Have a favorite fall brew? Please post it in the comments. And if anyone says ‘pumpkin’, I’ll take out the paddle of shame teach you a lesson!
Food Dude says
Suds: that was my fault. I have to open the file in word, then convert it to dos. If it’s early and my eyes are half open, I miss things like that. I think most are fixed now.
Suds Sister says
Danke schoen, Herr Dude!
nate says
Four days till Jubelale…
Suds Sister says
Oh, the Jubel. I just love it. It’s one of the only drinkable x-mas beers. And by drinkable, I mean that I can actually have more than one of them in a sitting (6.75%).
When it really pours down rain, my ‘after work’ beer is Doggie Claws. At 11.5%, it’ll warm you up, that’s for sure. But dinner is always a mess!
kris says
mmmm Jubelale!
I also like Powder Hound from Big Sky Brewing and the Anderson Valley Winter Ale – which I can’t remember it’s proper name (the brew has vanilla-overtones).
Doggie Claws can make you forget it’s raining, and/or that you had something in the oven cooking! Whoops… at that point dinner is overrated anyway :)
Eric says
Anyone had doggie claws 2006? A bottle I purchased a few weeks ago had 3/8″ – maybe even 1/2″ – of sediment, and was cloyingly sweet and flat. To my palate it was undrinkable. I let it sit on my kitchen table for a few days, and the yeast did not waken. The merchant from whom I purchased it tried a couple of bottles a few days later, and we concluded Alan had a stuck bottle fermentation. Two other merchants have echoed this. A fourth suggested we just needed to wait a few months. I’m not sure about this. There appears to be a significant & widespread problem – other bottle-conditioned ales are usually ready-to-drink on release, and improve with further ageing. But since the yeast in my bottle didn’t seem to be alive, I’m not optimistic. I’m curious about the experiences of others. A cursory search on beer blogs has turned up similar descriptions of its flatness, but folks seem to be accepting of it and unsceptical.
Suds Sister says
All of the years are flat, and that much sediment is prevalent in all of them, more so as they age. IMO, both of these characteristics don’t detract from the beer, though.

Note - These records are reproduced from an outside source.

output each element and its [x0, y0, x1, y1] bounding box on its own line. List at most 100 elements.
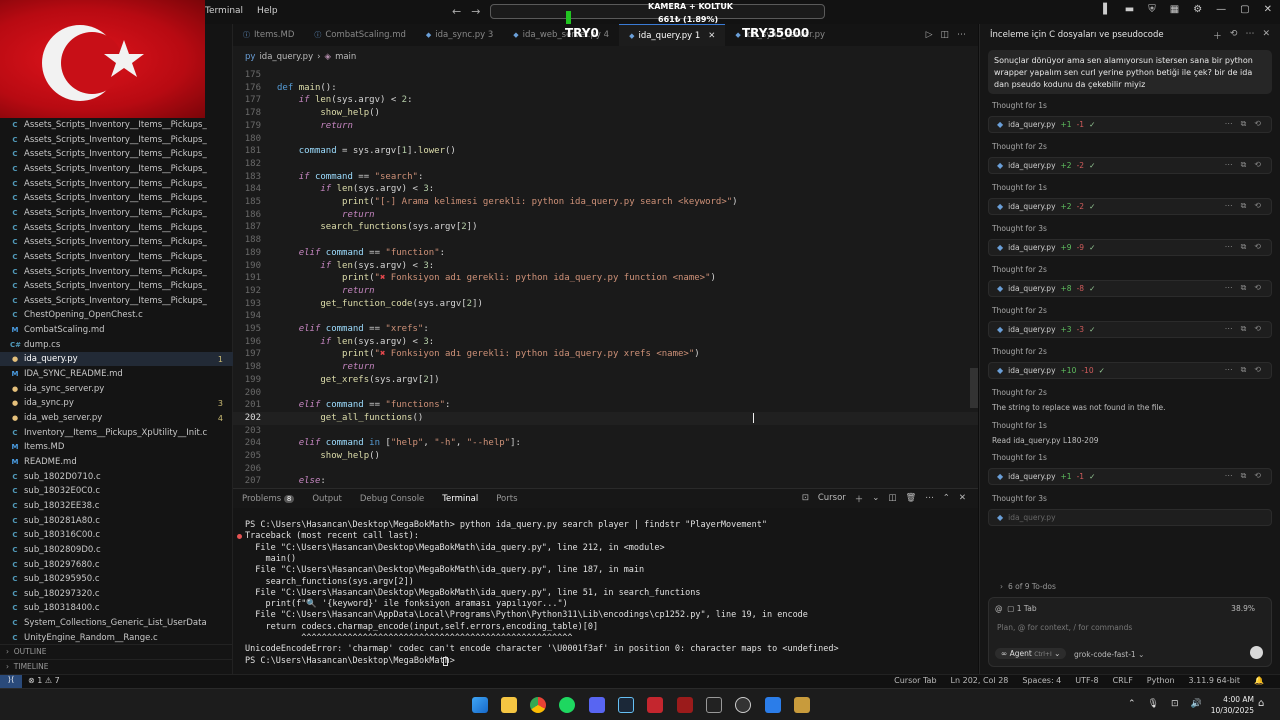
copy-icon[interactable]: ⧉ — [1241, 201, 1247, 211]
cursor-position[interactable]: Ln 202, Col 28 — [951, 676, 1009, 685]
history-icon[interactable]: ⟲ — [1254, 119, 1261, 129]
code-line[interactable]: 202 get_all_functions() — [233, 411, 978, 425]
line-endings[interactable]: CRLF — [1113, 676, 1133, 685]
pending-file-card[interactable]: ◆ ida_query.py — [988, 509, 1272, 526]
code-line[interactable]: 189 elif command == "function": — [233, 247, 978, 260]
back-arrow-icon[interactable]: ← — [452, 5, 461, 18]
tab-output[interactable]: Output — [303, 494, 351, 504]
discord-icon[interactable] — [589, 697, 605, 713]
layout-grid-icon[interactable]: ▦ — [1170, 4, 1179, 15]
thought-duration[interactable]: Thought for 2s — [992, 265, 1047, 274]
file-item[interactable]: C Assets_Scripts_Inventory__Items__Pickup… — [0, 221, 233, 235]
layout-sidebar-icon[interactable]: ▌ — [1103, 4, 1111, 15]
timeline-section[interactable]: › TIMELINE — [0, 659, 233, 673]
layout-panel-icon[interactable]: ▬ — [1125, 4, 1134, 15]
code-line[interactable]: 198 return — [233, 361, 978, 374]
code-line[interactable]: 206 — [233, 463, 978, 476]
bell-icon[interactable]: 🔔 — [1254, 676, 1264, 685]
history-icon[interactable]: ⟲ — [1254, 242, 1261, 252]
breadcrumb-symbol[interactable]: main — [335, 52, 356, 62]
code-line[interactable]: 185 print("[-] Arama kelimesi gerekli: p… — [233, 196, 978, 209]
code-line[interactable]: 201 elif command == "functions": — [233, 399, 978, 412]
windows-start-icon[interactable] — [472, 697, 488, 713]
file-item[interactable]: Csub_180295950.c — [0, 572, 233, 586]
file-item[interactable]: Csub_180281A80.c — [0, 514, 233, 528]
more-icon[interactable]: ⋯ — [1225, 365, 1233, 375]
history-icon[interactable]: ⟲ — [1230, 29, 1238, 42]
tab-problems[interactable]: Problems 8 — [233, 494, 303, 504]
language-mode[interactable]: Python — [1147, 676, 1175, 685]
forward-arrow-icon[interactable]: → — [471, 5, 480, 18]
file-item[interactable]: M CombatScaling.md — [0, 323, 233, 337]
code-line[interactable]: 177 if len(sys.argv) < 2: — [233, 94, 978, 107]
obs-icon[interactable] — [735, 697, 751, 713]
file-item[interactable]: Csub_18032EE38.c — [0, 499, 233, 513]
user-prompt[interactable]: Sonuçlar dönüyor ama sen alamıyorsun ist… — [988, 50, 1272, 94]
shell-label[interactable]: Cursor — [818, 493, 846, 505]
more-icon[interactable]: ⋯ — [1225, 201, 1233, 211]
copy-icon[interactable]: ⧉ — [1241, 160, 1247, 170]
copy-icon[interactable]: ⧉ — [1241, 283, 1247, 293]
trash-icon[interactable]: 🗑 — [905, 493, 916, 505]
close-icon[interactable]: ✕ — [1262, 29, 1270, 42]
copy-icon[interactable]: ⧉ — [1241, 471, 1247, 481]
more-icon[interactable]: ⋯ — [1225, 324, 1233, 334]
more-icon[interactable]: ⋯ — [1245, 29, 1254, 42]
code-line[interactable]: 180 — [233, 133, 978, 146]
code-line[interactable]: 188 — [233, 234, 978, 247]
python-version[interactable]: 3.11.9 64-bit — [1189, 676, 1241, 685]
history-icon[interactable]: ⟲ — [1254, 471, 1261, 481]
code-line[interactable]: 194 — [233, 310, 978, 323]
file-item[interactable]: C ChestOpening_OpenChest.c — [0, 308, 233, 322]
history-icon[interactable]: ⟲ — [1254, 201, 1261, 211]
close-panel-icon[interactable]: ✕ — [959, 493, 966, 505]
steam-icon[interactable] — [618, 697, 634, 713]
file-item[interactable]: C UnityEngine_Random__Range.c — [0, 631, 233, 645]
code-line[interactable]: 207 else: — [233, 475, 978, 488]
file-edit-card[interactable]: ◆ ida_query.py +1 -1 ✓ ⋯ ⧉ ⟲ — [988, 116, 1272, 133]
menu-terminal[interactable]: Terminal — [205, 6, 243, 16]
record-app-icon[interactable] — [647, 697, 663, 713]
file-edit-card[interactable]: ◆ ida_query.py +3 -3 ✓ ⋯ ⧉ ⟲ — [988, 321, 1272, 338]
code-line[interactable]: 191 print("✖ Fonksiyon adı gerekli: pyth… — [233, 272, 978, 285]
file-item[interactable]: C Assets_Scripts_Inventory__Items__Pickup… — [0, 133, 233, 147]
chevron-up-icon[interactable]: ⌃ — [1128, 699, 1136, 709]
history-icon[interactable]: ⟲ — [1254, 365, 1261, 375]
file-item[interactable]: Csub_1802809D0.c — [0, 543, 233, 557]
history-icon[interactable]: ⟲ — [1254, 160, 1261, 170]
file-item[interactable]: ● ida_sync_server.py — [0, 382, 233, 396]
file-item[interactable]: ● ida_web_server.py 4 — [0, 411, 233, 425]
editor-tab[interactable]: ◆ ida_query.py 1 ✕ — [619, 24, 726, 46]
file-item[interactable]: C Assets_Scripts_Inventory__Items__Pickup… — [0, 162, 233, 176]
thought-duration[interactable]: Thought for 1s — [992, 101, 1047, 110]
context-chip[interactable]: @ ▢ 1 Tab — [995, 604, 1037, 613]
split-editor-icon[interactable]: ◫ — [940, 30, 949, 40]
chrome-icon[interactable] — [530, 697, 546, 713]
file-item[interactable]: C Assets_Scripts_Inventory__Items__Pickup… — [0, 206, 233, 220]
code-line[interactable]: 182 — [233, 158, 978, 171]
clock[interactable]: 4:00 AM 10/30/2025 — [1208, 694, 1254, 716]
figure-app-icon[interactable] — [794, 697, 810, 713]
file-item[interactable]: ● ida_sync.py 3 — [0, 396, 233, 410]
file-item[interactable]: C System_Collections_Generic_List_UserDat… — [0, 616, 233, 630]
file-item[interactable]: ● ida_query.py 1 — [0, 352, 233, 367]
code-line[interactable]: 183 if command == "search": — [233, 171, 978, 184]
close-tab-icon[interactable]: ✕ — [708, 31, 715, 41]
tab-ports[interactable]: Ports — [487, 494, 526, 504]
file-item[interactable]: Csub_180297320.c — [0, 587, 233, 601]
file-edit-card[interactable]: ◆ ida_query.py +9 -9 ✓ ⋯ ⧉ ⟲ — [988, 239, 1272, 256]
spotify-icon[interactable] — [559, 697, 575, 713]
code-line[interactable]: 203 — [233, 425, 978, 438]
code-line[interactable]: 205 show_help() — [233, 450, 978, 463]
code-editor[interactable]: 175 176 def main(): 177 if len(sys.argv) < … — [233, 68, 978, 488]
file-item[interactable]: Csub_180318400.c — [0, 601, 233, 615]
file-item[interactable]: M README.md — [0, 455, 233, 469]
history-icon[interactable]: ⟲ — [1254, 324, 1261, 334]
code-line[interactable]: 199 get_xrefs(sys.argv[2]) — [233, 374, 978, 387]
todos-summary[interactable]: › 6 of 9 To-dos — [988, 577, 1272, 595]
copy-icon[interactable]: ⧉ — [1241, 242, 1247, 252]
more-icon[interactable]: ⋯ — [957, 30, 966, 40]
thought-duration[interactable]: Thought for 3s — [992, 224, 1047, 233]
notification-icon[interactable]: ⌂ — [1258, 698, 1264, 709]
code-line[interactable]: 193 get_function_code(sys.argv[2]) — [233, 298, 978, 311]
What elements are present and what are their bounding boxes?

As far as my tasting notes go, I do a vertical every year with this beer. I don’t recall the 2003 being off or un-fermented from last year’s tasting. This year’s tasting is just around the corner, and I’ll post back with my tasting notes in a couple of weeks.

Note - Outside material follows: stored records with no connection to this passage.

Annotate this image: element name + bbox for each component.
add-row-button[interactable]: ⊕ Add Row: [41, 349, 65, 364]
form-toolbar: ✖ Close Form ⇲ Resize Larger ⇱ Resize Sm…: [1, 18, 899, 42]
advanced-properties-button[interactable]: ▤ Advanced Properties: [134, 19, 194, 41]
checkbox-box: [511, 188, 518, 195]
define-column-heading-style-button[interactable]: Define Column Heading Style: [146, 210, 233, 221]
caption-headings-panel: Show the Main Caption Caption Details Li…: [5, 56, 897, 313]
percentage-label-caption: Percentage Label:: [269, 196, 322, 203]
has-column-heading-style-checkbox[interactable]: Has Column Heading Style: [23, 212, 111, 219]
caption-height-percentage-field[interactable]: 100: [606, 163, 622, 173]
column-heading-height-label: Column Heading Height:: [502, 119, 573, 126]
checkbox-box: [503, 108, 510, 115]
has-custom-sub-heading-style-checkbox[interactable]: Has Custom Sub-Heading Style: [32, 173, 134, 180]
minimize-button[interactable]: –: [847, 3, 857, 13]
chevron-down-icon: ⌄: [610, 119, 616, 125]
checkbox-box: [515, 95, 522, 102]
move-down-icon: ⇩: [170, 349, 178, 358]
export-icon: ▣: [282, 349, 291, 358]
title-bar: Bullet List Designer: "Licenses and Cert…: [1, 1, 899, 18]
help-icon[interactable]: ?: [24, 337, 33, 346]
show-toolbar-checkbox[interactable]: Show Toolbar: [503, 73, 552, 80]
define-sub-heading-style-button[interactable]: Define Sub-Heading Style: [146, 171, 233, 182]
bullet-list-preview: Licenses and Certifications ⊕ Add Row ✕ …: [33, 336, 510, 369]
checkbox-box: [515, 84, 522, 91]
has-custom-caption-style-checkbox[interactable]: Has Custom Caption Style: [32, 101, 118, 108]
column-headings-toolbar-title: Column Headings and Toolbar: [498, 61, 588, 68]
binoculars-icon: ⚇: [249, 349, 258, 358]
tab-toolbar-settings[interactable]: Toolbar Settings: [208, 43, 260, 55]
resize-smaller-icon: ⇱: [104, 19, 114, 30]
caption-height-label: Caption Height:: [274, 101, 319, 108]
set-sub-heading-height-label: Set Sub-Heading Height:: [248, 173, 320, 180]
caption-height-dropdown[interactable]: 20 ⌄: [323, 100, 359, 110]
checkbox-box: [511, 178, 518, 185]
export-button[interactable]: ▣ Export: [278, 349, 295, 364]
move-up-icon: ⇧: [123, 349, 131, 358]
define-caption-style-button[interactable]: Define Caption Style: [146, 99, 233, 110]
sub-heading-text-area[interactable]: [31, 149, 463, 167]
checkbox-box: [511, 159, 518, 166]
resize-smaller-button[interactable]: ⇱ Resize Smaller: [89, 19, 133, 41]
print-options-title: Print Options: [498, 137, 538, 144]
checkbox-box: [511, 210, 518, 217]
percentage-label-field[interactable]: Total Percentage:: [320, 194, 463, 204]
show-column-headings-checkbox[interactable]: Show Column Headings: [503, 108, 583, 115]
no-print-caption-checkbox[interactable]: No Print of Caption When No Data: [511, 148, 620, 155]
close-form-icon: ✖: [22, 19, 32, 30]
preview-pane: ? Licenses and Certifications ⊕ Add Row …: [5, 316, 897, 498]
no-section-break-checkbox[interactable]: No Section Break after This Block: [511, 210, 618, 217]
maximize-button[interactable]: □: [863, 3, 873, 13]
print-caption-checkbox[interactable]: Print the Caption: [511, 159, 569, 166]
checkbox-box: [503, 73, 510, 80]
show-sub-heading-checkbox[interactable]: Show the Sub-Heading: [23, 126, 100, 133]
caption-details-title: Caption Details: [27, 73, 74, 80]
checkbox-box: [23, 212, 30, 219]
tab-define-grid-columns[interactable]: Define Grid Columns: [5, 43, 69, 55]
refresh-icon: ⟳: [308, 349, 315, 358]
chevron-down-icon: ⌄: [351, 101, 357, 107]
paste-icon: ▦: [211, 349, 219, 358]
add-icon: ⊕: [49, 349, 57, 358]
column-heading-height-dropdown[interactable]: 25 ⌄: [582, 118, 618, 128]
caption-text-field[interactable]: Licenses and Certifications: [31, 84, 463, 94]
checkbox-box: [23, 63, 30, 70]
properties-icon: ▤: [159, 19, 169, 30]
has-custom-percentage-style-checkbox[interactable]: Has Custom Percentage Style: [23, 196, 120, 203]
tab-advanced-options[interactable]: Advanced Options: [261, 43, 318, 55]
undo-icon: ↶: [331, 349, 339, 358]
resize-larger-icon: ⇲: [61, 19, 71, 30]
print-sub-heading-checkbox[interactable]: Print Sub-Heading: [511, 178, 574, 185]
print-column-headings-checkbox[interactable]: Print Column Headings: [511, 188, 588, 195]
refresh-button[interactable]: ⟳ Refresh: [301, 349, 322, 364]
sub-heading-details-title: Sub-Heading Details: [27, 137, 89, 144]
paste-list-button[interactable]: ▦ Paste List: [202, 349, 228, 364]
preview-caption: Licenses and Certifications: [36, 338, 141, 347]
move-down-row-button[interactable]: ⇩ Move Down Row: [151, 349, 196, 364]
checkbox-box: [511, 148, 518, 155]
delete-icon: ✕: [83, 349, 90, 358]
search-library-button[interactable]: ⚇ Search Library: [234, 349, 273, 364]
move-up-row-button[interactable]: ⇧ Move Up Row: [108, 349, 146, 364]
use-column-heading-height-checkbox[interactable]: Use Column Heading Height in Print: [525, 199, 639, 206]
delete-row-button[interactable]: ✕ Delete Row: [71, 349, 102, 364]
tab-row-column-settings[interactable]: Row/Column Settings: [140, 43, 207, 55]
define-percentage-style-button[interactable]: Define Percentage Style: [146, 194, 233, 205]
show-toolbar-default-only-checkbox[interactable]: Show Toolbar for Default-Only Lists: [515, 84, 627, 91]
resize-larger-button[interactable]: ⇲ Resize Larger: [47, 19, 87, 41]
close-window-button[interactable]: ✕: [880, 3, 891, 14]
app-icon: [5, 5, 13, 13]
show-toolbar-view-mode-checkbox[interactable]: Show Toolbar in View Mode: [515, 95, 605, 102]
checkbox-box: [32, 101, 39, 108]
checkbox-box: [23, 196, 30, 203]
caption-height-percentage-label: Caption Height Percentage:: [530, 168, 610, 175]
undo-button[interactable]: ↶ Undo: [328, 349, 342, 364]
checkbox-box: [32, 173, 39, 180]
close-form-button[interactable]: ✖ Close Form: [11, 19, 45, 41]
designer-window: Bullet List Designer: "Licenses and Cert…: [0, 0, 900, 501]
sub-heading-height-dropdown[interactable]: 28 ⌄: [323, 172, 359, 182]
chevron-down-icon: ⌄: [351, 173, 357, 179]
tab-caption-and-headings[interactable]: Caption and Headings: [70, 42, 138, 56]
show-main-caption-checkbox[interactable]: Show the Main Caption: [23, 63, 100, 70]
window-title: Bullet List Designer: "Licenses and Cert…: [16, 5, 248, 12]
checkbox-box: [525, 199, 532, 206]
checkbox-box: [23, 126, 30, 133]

In the meantime, two pieces of advice: 1. E-mail Alan at HOTD. He is a very receptive guy and will give you feedback about a particular batch. And 2.) as with all older, bottle-conditioned beers, treat them gently. Let them sit upright on the counter to let the sediment settle and allow the beer to warm up before you drink it. Also, if you plan on aging your beer, store the bottles upright (unless you are aging a corked beer) in a cool, temperature-stable and dark place.
Cheers!
Suds Sister says
Oops, I mis-read your posting. That’s what I get for whiling away the afternoon at the House Spirits open house!

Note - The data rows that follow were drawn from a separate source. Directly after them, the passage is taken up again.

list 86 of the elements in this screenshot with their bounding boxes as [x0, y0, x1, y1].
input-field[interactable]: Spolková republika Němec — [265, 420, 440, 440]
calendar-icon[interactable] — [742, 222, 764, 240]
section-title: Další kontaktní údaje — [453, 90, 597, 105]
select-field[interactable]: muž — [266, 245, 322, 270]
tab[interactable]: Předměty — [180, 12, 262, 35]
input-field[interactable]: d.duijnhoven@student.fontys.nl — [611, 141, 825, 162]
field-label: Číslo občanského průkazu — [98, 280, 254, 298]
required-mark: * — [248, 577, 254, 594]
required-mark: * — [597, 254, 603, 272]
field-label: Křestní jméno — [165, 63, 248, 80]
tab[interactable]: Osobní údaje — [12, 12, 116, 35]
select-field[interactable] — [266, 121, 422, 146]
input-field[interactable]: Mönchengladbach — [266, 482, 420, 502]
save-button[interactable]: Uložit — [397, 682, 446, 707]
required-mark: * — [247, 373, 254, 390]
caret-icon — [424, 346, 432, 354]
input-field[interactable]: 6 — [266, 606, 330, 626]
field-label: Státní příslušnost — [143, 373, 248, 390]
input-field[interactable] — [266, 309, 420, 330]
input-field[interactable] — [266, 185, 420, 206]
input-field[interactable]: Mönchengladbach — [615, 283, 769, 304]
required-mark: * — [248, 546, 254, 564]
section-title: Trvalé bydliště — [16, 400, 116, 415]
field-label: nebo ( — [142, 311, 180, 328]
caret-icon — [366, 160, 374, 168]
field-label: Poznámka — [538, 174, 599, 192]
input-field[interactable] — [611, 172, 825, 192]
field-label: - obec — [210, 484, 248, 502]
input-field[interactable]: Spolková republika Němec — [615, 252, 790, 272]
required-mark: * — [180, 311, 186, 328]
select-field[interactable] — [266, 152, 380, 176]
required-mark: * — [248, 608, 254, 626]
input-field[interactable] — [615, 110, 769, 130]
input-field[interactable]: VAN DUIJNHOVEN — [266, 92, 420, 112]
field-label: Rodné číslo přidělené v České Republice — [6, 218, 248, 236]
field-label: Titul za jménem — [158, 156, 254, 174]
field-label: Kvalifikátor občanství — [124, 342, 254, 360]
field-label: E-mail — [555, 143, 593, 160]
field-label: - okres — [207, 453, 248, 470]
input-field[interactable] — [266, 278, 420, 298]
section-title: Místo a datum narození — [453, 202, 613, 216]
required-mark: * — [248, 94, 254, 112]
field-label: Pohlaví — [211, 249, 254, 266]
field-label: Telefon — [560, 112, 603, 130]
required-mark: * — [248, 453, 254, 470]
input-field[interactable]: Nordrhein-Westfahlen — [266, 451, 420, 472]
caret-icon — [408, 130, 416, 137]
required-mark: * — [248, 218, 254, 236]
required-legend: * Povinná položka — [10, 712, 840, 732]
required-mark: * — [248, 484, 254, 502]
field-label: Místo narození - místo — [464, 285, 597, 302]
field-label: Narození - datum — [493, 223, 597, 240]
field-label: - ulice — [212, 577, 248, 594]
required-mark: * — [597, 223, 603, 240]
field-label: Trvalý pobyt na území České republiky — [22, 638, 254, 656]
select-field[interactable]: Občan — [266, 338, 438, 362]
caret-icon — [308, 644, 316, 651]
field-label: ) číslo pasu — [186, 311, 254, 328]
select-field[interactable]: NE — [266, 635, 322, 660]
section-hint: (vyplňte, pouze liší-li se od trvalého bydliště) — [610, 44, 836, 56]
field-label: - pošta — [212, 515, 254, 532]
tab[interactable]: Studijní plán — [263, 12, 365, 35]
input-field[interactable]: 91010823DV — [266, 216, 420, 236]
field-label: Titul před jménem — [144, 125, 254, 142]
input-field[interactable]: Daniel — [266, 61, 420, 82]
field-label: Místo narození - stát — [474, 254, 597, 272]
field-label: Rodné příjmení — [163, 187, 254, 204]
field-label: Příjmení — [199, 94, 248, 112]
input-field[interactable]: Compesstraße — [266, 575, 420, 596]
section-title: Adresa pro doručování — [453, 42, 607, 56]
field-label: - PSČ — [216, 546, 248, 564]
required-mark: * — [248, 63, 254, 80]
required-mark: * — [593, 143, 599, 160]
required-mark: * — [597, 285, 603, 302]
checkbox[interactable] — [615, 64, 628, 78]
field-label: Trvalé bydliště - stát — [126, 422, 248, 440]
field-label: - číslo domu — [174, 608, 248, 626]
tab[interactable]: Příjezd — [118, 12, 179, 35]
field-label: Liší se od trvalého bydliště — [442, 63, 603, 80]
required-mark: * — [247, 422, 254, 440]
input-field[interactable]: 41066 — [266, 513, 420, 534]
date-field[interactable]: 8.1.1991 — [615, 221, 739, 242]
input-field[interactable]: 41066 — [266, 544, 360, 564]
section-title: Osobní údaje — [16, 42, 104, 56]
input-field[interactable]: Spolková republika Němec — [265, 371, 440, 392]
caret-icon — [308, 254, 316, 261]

So, onto the 2006 Doggie Claws. I have only tasted this on tap (waving hello to Rose and Raindrop), and it was lovely. Malty, winey, brandy flavors…a great barleywine. I should note that I have a terrible cold and my palate is waay off right now. A little Aquavit should soothe my cough.
So I’ll open up a 2006 for the 5-year vertical in a couple of weeks and report back!